In the current production pipeline, PLM data is ingested from ENOVIA through a SQL Server-backed interface implemented in Python. While the transport and schema differ across organizations, the role of PLM does not: it provides the business logic that turns CAD geometry into a complete, auditable USD product definition.
Orchestration and Systems Integration (PDG)
PDG is the integration surface. The CAD and PLM interfaces are implemented as discrete Python modules, and PDG is where those interfaces are composed into a single build graph that produces the final USD output. I develop PDG HDAs in Houdini that wrap and sequence these modules, turning independent capabilities into a repeatable system.
- Graph-based orchestration: Build steps are expressed as dependencies, making the pipeline easier to reason about, extend, and debug.
- Modular interfaces: CAD extraction, PLM ingestion, meshing, and USD authoring remain separate units with clear inputs and outputs.
- Operational leverage: PDG provides scheduling, batching, caching, retries, and farm scaling without rebuilding a custom orchestration layer.

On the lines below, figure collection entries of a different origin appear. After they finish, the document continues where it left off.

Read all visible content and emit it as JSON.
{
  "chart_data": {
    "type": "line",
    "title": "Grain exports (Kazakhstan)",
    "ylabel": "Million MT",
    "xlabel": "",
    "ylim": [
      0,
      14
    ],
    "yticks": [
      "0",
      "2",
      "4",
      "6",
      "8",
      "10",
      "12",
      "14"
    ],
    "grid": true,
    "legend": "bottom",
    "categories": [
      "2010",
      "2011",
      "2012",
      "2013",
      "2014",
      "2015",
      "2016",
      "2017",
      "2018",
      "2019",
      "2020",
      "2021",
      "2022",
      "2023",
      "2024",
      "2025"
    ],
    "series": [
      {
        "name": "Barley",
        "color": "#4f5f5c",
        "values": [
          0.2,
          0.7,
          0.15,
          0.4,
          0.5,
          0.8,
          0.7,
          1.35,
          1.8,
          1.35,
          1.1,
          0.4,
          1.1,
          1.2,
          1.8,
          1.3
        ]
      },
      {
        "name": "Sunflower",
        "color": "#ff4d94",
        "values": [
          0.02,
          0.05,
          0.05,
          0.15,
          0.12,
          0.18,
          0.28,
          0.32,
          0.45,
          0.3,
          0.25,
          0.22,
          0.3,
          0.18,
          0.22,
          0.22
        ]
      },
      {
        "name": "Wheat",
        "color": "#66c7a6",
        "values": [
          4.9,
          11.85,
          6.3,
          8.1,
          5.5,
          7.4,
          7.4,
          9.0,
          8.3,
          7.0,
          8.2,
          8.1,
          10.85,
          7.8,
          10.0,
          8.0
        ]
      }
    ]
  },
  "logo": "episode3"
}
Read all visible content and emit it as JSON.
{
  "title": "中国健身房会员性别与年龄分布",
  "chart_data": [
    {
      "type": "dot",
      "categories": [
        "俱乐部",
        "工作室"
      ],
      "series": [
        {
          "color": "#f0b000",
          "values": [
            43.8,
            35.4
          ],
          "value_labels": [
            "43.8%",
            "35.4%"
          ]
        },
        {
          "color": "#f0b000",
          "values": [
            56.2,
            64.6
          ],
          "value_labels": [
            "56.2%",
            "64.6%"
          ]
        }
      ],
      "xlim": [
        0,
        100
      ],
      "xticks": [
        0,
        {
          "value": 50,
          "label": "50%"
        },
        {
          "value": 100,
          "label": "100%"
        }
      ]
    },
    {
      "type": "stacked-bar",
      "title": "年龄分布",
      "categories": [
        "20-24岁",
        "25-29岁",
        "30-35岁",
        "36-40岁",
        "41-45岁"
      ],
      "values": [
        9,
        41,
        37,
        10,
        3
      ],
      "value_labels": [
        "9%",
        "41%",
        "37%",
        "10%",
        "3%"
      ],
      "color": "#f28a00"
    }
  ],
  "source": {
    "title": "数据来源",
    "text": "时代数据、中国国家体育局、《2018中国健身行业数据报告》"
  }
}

- Determinism and regeneration: Given the same upstream inputs, the build can be reproduced, validated, and regenerated on demand.

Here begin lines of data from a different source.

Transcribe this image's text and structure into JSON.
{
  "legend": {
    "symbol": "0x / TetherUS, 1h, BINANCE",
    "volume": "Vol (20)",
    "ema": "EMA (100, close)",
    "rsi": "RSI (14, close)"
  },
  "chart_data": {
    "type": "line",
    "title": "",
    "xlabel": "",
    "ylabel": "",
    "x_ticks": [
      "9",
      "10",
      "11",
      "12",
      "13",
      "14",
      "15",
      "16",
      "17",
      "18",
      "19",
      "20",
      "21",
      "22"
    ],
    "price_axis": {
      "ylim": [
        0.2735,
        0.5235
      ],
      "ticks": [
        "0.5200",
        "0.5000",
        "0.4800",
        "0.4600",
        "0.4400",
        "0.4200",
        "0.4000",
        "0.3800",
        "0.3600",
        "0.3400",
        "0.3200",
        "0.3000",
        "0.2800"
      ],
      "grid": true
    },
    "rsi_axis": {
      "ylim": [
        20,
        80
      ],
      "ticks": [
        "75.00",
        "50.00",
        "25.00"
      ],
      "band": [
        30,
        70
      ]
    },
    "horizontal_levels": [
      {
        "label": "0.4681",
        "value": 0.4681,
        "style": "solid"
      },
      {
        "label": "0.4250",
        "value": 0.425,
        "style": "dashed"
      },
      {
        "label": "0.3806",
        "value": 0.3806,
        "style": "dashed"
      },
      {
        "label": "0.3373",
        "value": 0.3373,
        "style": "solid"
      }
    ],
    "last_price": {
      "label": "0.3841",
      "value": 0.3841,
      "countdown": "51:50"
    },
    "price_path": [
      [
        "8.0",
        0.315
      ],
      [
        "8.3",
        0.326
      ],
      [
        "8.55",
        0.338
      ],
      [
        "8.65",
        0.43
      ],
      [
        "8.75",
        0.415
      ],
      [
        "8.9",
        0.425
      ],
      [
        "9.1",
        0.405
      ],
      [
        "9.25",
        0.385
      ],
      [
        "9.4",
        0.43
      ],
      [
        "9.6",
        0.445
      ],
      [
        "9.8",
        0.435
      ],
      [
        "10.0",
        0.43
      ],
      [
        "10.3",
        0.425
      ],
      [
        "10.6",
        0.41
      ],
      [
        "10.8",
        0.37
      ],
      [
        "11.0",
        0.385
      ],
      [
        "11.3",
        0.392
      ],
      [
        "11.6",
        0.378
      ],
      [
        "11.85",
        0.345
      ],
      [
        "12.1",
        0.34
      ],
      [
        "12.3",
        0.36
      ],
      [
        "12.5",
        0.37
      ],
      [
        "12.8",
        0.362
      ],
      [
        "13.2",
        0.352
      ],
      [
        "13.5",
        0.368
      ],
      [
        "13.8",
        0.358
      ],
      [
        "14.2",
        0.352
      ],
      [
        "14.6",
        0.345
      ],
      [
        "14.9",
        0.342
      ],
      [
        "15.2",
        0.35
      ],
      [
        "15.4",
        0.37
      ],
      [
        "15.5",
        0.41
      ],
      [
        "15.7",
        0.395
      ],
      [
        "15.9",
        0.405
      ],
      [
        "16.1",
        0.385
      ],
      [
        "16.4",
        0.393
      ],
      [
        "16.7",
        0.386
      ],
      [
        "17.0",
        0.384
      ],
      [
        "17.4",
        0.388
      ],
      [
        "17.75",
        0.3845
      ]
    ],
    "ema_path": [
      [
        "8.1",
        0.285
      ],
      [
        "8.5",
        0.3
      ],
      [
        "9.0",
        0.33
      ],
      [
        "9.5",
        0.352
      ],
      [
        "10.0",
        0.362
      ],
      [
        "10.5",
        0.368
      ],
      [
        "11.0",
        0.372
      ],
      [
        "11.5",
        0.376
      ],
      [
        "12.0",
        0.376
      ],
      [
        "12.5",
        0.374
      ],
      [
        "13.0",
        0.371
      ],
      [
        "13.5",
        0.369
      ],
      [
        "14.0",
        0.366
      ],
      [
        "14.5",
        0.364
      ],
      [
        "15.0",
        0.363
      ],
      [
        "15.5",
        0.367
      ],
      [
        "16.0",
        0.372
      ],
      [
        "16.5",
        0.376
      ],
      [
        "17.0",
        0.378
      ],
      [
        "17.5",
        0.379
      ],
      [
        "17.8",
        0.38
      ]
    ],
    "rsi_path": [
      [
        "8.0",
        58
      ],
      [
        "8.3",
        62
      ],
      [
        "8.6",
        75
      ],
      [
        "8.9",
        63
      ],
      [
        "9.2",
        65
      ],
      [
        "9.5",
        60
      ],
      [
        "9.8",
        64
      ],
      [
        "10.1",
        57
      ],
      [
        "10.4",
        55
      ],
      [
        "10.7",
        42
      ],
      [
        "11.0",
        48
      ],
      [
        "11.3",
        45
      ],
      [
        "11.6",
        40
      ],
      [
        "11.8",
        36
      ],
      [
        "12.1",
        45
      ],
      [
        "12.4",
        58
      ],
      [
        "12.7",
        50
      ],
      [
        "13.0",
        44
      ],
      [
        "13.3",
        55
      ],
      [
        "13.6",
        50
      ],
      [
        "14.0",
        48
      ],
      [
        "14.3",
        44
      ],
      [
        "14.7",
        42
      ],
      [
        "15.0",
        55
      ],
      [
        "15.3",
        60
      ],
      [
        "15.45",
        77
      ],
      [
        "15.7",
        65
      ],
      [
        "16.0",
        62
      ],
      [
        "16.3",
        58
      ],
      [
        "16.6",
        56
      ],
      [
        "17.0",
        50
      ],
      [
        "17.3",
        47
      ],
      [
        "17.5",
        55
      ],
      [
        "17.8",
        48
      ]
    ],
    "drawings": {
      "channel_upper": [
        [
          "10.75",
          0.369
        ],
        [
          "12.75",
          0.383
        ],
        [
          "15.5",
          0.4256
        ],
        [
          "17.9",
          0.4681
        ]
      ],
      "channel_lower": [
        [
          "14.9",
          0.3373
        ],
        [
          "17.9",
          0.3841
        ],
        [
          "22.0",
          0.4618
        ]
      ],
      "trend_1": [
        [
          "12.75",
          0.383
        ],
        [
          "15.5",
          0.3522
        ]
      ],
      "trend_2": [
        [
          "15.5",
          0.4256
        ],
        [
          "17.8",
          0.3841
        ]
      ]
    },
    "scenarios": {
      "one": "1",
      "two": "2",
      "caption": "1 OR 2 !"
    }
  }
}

- Production hardening: Failure handling, logging, and partial progress are treated as requirements for running under constant revision.
Design principle: Houdini PDG is the execution fabric, not the identity of the system. Core pipeline logic lives in standalone Python packages, while PDG HDAs define how those capabilities are composed into reliable, production-scale builds.
Ownership and Operations
This is a production system I own end-to-end. I designed and implemented the architecture, built the core interfaces, and operate the pipeline under constant revision pressure. Ownership includes the integration boundaries, data contracts, and reliability needed to regenerate outputs deterministically as upstream data changes.
- Architecture ownership: Defines the ingestion contract from CAD and PLM through processing and into authored USD assemblies.
- Integration ownership: Maintains the interfaces to CAD systems, PLM systems, and supporting services required to produce publishable outputs.
- Operational reliability: Logging, failure modes, retries, and recoverability are treated as first-class requirements, not afterthoughts.
- Deterministic regeneration: Builds are structured to be repeatable so outputs can be reproduced, validated, and refreshed as revisions occur.
- Downstream readiness: Outputs are authored with stability in mind for multiple consumers, including visualization, rendering, and real-time workflows.
The result is not a one-time conversion tool. It is an ingestion and publishing system designed to stay stable as source data evolves, while remaining extensible for future configuration and digital twin requirements.